Commercial maintenance is under fairly constant economic pressure, and airline managers usually control the important productivity variables. Productivity gains thus tend to be incremental and steady. When airlines cannot boost productivity fast enough, the work goes outside to third-party shops. Then these independent vendors must shave, trim and innovate to make the goal. Third-party shops are more nimble than many airlines, but they must have scale and capital to maximize efficiency.
Military maintenance faces many of the same challenges, but under a different set of rules. Congress, not managers, controls some of the biggest decisions. And the U.S. Department of Defense tends to do things in big steps, whether it is introducing new aircraft, a revolutionary technology, or just a wave of reforms in maintenance practice.

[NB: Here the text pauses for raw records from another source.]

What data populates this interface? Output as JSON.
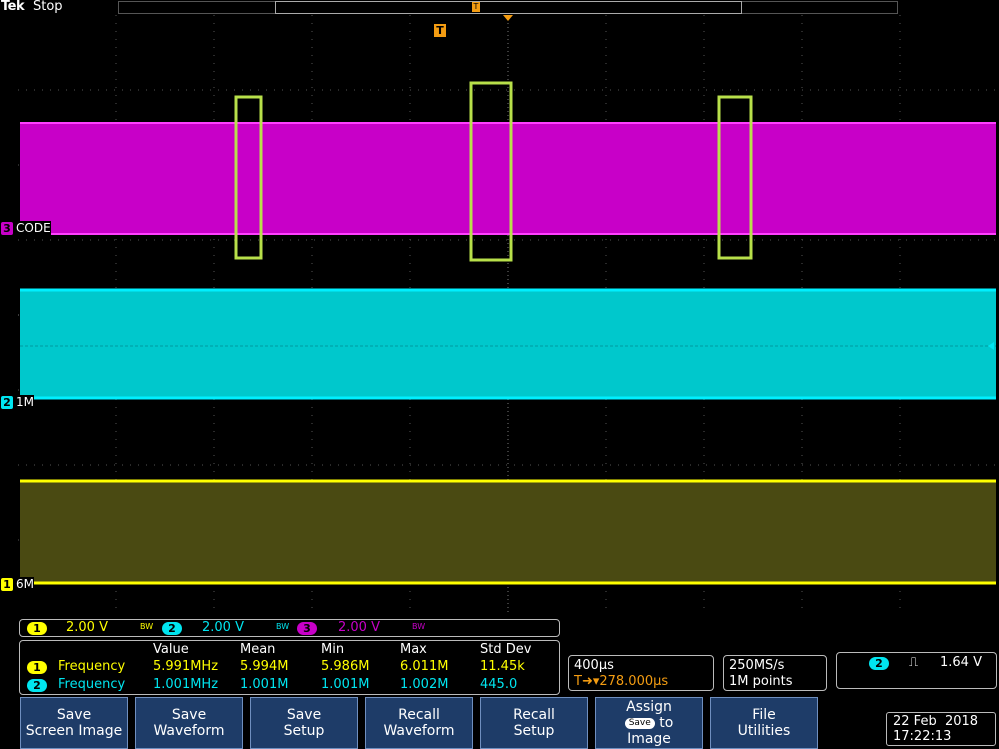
{
  "top": {
    "brand": "Tek",
    "status": "Stop",
    "trigger_glyph": "T"
  },
  "trigger_marker": "T",
  "channels": [
    {
      "num": "1",
      "label": "6M",
      "color": "#ffff00",
      "volts": "2.00 V",
      "bw": "BW"
    },
    {
      "num": "2",
      "label": "1M",
      "color": "#00e5f0",
      "volts": "2.00 V",
      "bw": "BW"
    },
    {
      "num": "3",
      "label": "CODE",
      "color": "#c800c8",
      "volts": "2.00 V",
      "bw": "BW"
    }
  ],
  "measurements": {
    "headers": [
      "Value",
      "Mean",
      "Min",
      "Max",
      "Std Dev"
    ],
    "rows": [
      {
        "ch": "1",
        "name": "Frequency",
        "value": "5.991MHz",
        "mean": "5.994M",
        "min": "5.986M",
        "max": "6.011M",
        "std": "11.45k"
      },
      {
        "ch": "2",
        "name": "Frequency",
        "value": "1.001MHz",
        "mean": "1.001M",
        "min": "1.001M",
        "max": "1.002M",
        "std": "445.0"
      }
    ]
  },
  "timebase": {
    "scale": "400µs",
    "delay": "278.000µs",
    "delay_prefix": "T➜▾"
  },
  "acquisition": {
    "rate": "250MS/s",
    "points": "1M points"
  },
  "trigger": {
    "ch": "2",
    "slope": "⎍",
    "level": "1.64 V"
  },
  "buttons": [
    {
      "line1": "Save",
      "line2": "Screen Image"
    },
    {
      "line1": "Save",
      "line2": "Waveform"
    },
    {
      "line1": "Save",
      "line2": "Setup"
    },
    {
      "line1": "Recall",
      "line2": "Waveform"
    },
    {
      "line1": "Recall",
      "line2": "Setup"
    },
    {
      "line1": "Assign",
      "pill": "Save",
      "mid": "to",
      "line2": "Image"
    },
    {
      "line1": "File",
      "line2": "Utilities"
    }
  ],
  "datetime": {
    "date": "22 Feb  2018",
    "time": "17:22:13"
  },
  "colors": {
    "ch1_fill": "#4a4a12",
    "highlight_box": "#b8e04a",
    "button_bg": "#1e3c68"
  }
}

The military also operates in a world of sudden changes, such as wars, that alter demands on its repair depots. Prolonged downtimes for overhauls that are tolerable in peace become intolerable during conflicts. U.S. defense officials have been pushing aviation depots to speed things up in recent years, and many depots have racked up impressive gains.
The techniques used in military shops are adopted mostly from private models. Lean methods eliminate unnecessary tasks or unnecessary efforts for necessary tasks. Six Sigma approaches minimize the variation in common processes that throws work off-schedule. And a textbook method, the Theory of Constraints (TOC), looks for the blockages that slow things.

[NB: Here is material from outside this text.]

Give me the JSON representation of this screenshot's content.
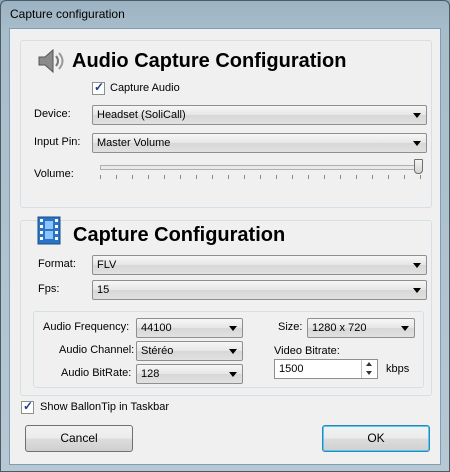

Southwest Continues To Trim
"Like most airlines, we use a scorecard to measure productivity," said Jim Sokol, vice president of maintenance at Southwest Airlines. The scorecard for internal work includes cost per available seat mile (ASM), span time, overtime hours, time required versus plan, and maintenance headcount per aircraft. Sokol reviews these measures in monthly meetings with his managers.
For outsourced work, Southwest first counts the cost of each assigned work package. To measure quality, the carrier looks at scheduled turntime, the vendor's ability to stay on schedule, missed inspection items and dispatch reliability.
In recent years, Southwest has reduced span times for the quarter- and half-D checks it does in-house, and for outsourced full Ds. Sokol attributes some gains to refined work programs, which have eliminated duplicate efforts. "But the biggest gains have come from the shift from MSG-2 to MSG-3, next-generation maintenance for next-generation aircraft." The MSG-3 program for new Boeing 737s aims for the right work at just the right intervals, exploiting improved reliability and better data on past performance. Sokol is looking at applying similar methods to Southwest's 737s-300s and -500s, but the required analysis of historical data on older jets makes the shift a major task.
Better data, better analysis of the data through better software and better communication tools also offer hope for the future. "Every airline is looking for the same thing," Sokol emphasized. "An adequate IT solution that can be successfully integrated."
In February, Southwest began converting its production control system from spreadsheets to software supplied by Sinex. The new system allows Southwest to match more closely employee shifts with scheduled workloads and to monitor progress against goals. Better control should reduce span time further and help Southwest gain perhaps 10% in efficiency.